More explanation here: http://www.oracle.com/technetwork/java/painting-140037.html
The smart thing to do with big updates (like repopulating a JTable from the database) on Swing is to get the underlying model, do the updates on the model in your thread, then fire off a notification using invokeLater. That keeps your gui responding to events and redrawing. If the update is going to be very extensive, you can even fire off these notifications with invokeLater at regular intervals while you're updating, like every second or two.
Swing is single-threaded. Every update to the UI must happen from the so-called EDT – the event-dispather thread which is the main GUI thread Swing (and I think AWT) uses. If you don't do this, then weird things can or will happen (though I like Windows Forms better here which just throws an exception if you do it wrong).
That being said, you don't need to wrap every single UI operation into SwingUtilities.invokeLater() – if the code you're writing is already executed by the EDT this isn't needed. So the ActionListener for a button click doesn't need this. But a listener on an external object, running in some other thread, that updates a JLabel somewhere – there you need it.
Swing was not written to be a thread safe GUI toolkit so all GUI updates should happen from a single thread to avoid any deadlocks. In Swing this is the Event Dispatcher Thread (EDT).
See Concurrent in Swing from the Java tutorial for more details. It also references this blog entry on why it is hard to write a multithreaded GUI toolkit.
All the painting of the components should be performed in a single thread, so, they are rendered properly. That way the component will know, what part has already been painted and which part hasn't.
If you invoke a "painting" related method ( paint, update, paintComponent, show, setVisible, pack etc. ) outside the EDT, you'll be trying to paint in two different threads, and that may bring problems.
When you need to use another thread to update the UI, you should invoke it with the invokeLater facility, which in turn will put it in the EDT for you, so you still paint in the same thread.
You don't need to use it, if you're coding in a method that runs in the EDT already ( for instance, actionPerformed or paint or one of those ) Or if you are executing code not UI related ( for instance, processing files in the background etc. )
To better understand all these concepts read:The single thread rule
SwingUtilities.invokeLater()
Causes doRun.run() to be executed asynchronously on the AWT event dispatching thread. This will happen after all pending AWT events have been processed.
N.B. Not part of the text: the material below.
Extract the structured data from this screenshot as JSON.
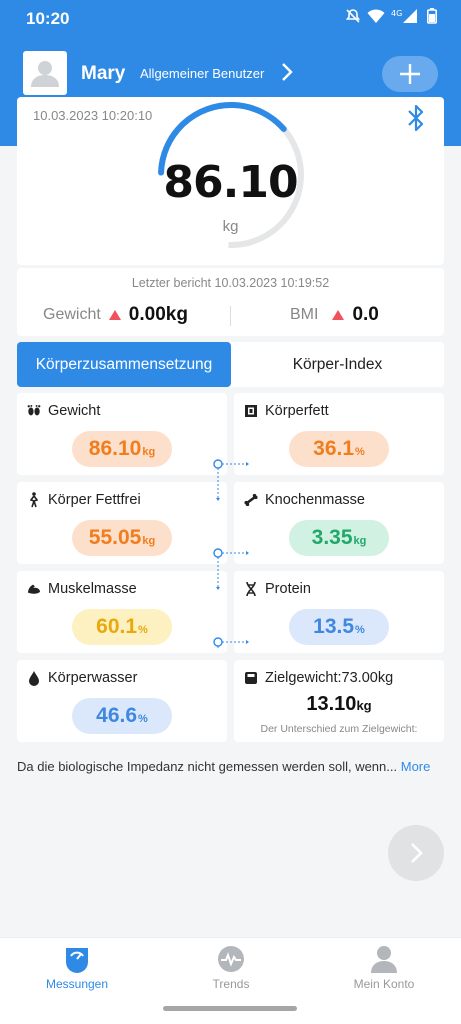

This method should be used when an application thread needs to update the GUI.
...
Repeating others: Swing is not thread safe so one thread must do all the updates to avoid concurrency problems. invokeLater is an utility method to execute something inside the event processing thread.
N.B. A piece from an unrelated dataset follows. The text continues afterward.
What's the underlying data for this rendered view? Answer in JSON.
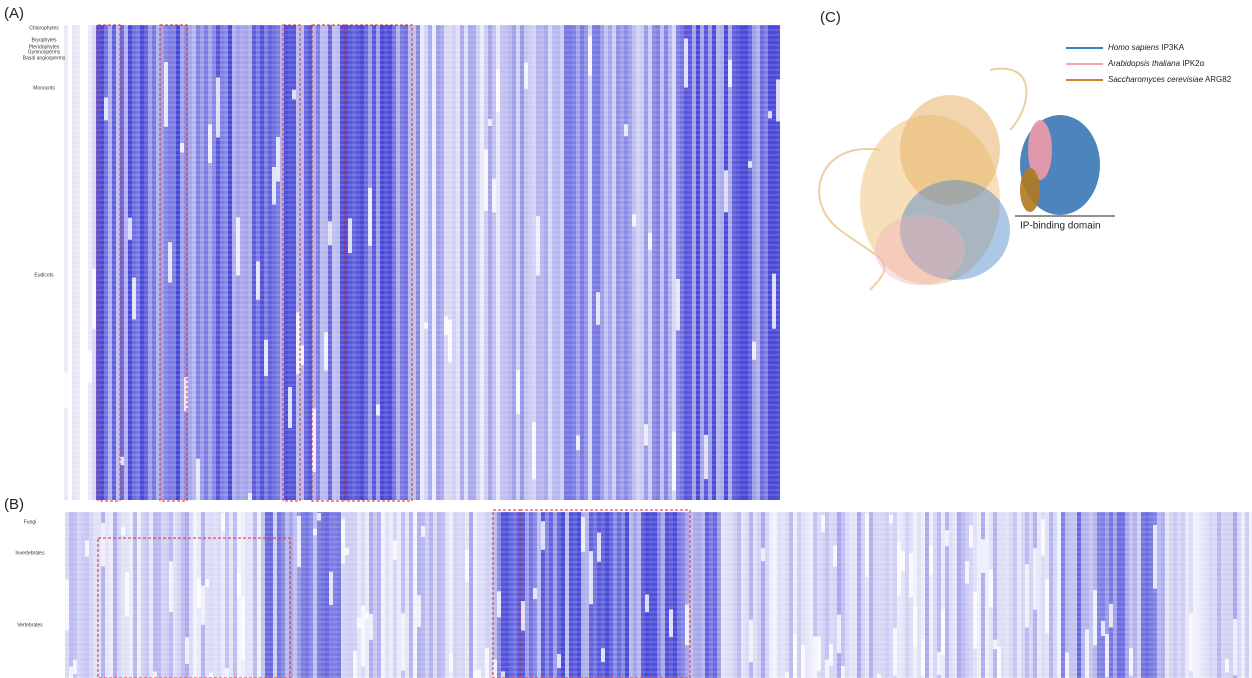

Why doesn't Swing does it internally: this is my impression... I think because it would be overkill -to check every place where an update is taking place. It would bloat the Swing code, dificult the review and maintainability of the code.
By the other hand it's not that dificult for an application to know if it's not executing inside the GUI thread and call invokeLater. It will be when the own application launched some thread before.